主人公のセシリアは透明人間の存在を察知するものの、当然のごとく周囲の人はなかなか理解しない。彼女の言動は怪しまれるのだが、演じるエリザベス・モスが、狂気と正気のスレスレの感じをうまく表現し、観る者を引きこんでいく。
ウエルズの小説では薬を飲んで肉体を透明化したが、さすがに現代の映画でそれはリアルじゃない。このあたりも納得のいく展開なので、楽しみにしてほしい。
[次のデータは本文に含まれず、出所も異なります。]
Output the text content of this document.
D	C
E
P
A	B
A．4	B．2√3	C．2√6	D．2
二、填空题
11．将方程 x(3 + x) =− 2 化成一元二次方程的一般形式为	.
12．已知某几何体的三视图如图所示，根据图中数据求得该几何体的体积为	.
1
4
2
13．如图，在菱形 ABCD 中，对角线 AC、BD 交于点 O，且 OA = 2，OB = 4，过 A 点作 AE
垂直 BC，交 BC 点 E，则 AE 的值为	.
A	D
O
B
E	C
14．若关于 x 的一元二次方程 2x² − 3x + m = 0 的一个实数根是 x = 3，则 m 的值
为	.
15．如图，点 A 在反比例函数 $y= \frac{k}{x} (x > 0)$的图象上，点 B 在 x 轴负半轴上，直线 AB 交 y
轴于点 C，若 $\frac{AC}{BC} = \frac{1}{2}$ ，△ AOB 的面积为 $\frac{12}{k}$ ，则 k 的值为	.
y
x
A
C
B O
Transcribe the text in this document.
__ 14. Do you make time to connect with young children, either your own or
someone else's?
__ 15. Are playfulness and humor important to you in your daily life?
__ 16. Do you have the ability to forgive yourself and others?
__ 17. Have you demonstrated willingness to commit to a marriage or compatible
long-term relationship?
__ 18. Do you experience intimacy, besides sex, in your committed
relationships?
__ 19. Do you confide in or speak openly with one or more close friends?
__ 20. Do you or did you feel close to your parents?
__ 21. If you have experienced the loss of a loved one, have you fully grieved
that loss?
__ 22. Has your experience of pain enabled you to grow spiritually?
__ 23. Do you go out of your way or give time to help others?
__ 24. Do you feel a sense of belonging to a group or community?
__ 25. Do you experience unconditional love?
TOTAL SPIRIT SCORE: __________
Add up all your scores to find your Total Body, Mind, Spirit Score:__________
プロデューサーは『ゲット・アウト』のジェイソン・ブラムで、監督は『ソウ』シリーズのリー・ワネル。ホラーやスリラーのツボを知り尽くした作り手たちが、その才能を最大限に生かした仕上がりになっている!
『ハッチングー孵化ー』
製作年/2021年 監督/ハンナ・ベイルホルム 脚本/イリヤ・ラウチ 出演/シーリ・ソラリンナ、ソフィア・へイッキラ、ヤニ・ポラネン、レイノ・ノルディン
広がる家族の闇と大きくなるカラスの卵!
フィンランド映画の『ハッチングー孵化ー』は、タイトルが示すように、何かが卵から孵(かえ)る物語。12歳の少女ティンヤは、両親と弟と平穏な日常を送り、体操の大会に出場すべく練習に励んでいた。ある夜、彼女は森で瀕死のカラスを見つけ、その横にあった卵を持ち帰る。自室のベッドで温めた卵はみるみる大きくなり、やがて殻を破って出てきたものは……? 卵の存在が家族に気づかれないようにするティンヤの苦心にはじまり、どんどん怪しいムードが充満。孵化した後は信じられない展開になだれこみ、いったいどんな結末が待っているのか、最後の最後までスクリーンから目が離せなくなる。
一応、ジャンルはホラーなので、かなり強烈で生々しいビジュアルも用意される。体操の練習をするティンヤの背骨をとらえるなど、鮮烈なカットも多数。しかしティンヤの一家が暮らす家のインテリアが、北欧らしくカラフルでお洒落だったりするので、恐怖というよりスタイリッシュな映像に魅せられていく感じ。このあたりが、斬新な体験だ。そしてティンヤと卵の関係によって明らかになるのは、家族それぞれの危険な本能や、トラウマ、苦悩。一見、幸せそうな家族の“闇”が見えはじめたとき、物語がさらに一歩、危ういレベルに引き上げられる。特に母と娘の関係は、衝撃映像以上にスリリングかも!? あらゆる要素がサプライズな本作。観た後は絶対に誰かに勧めたくなり、すぐにでも感想を語り合いたくなることだろう。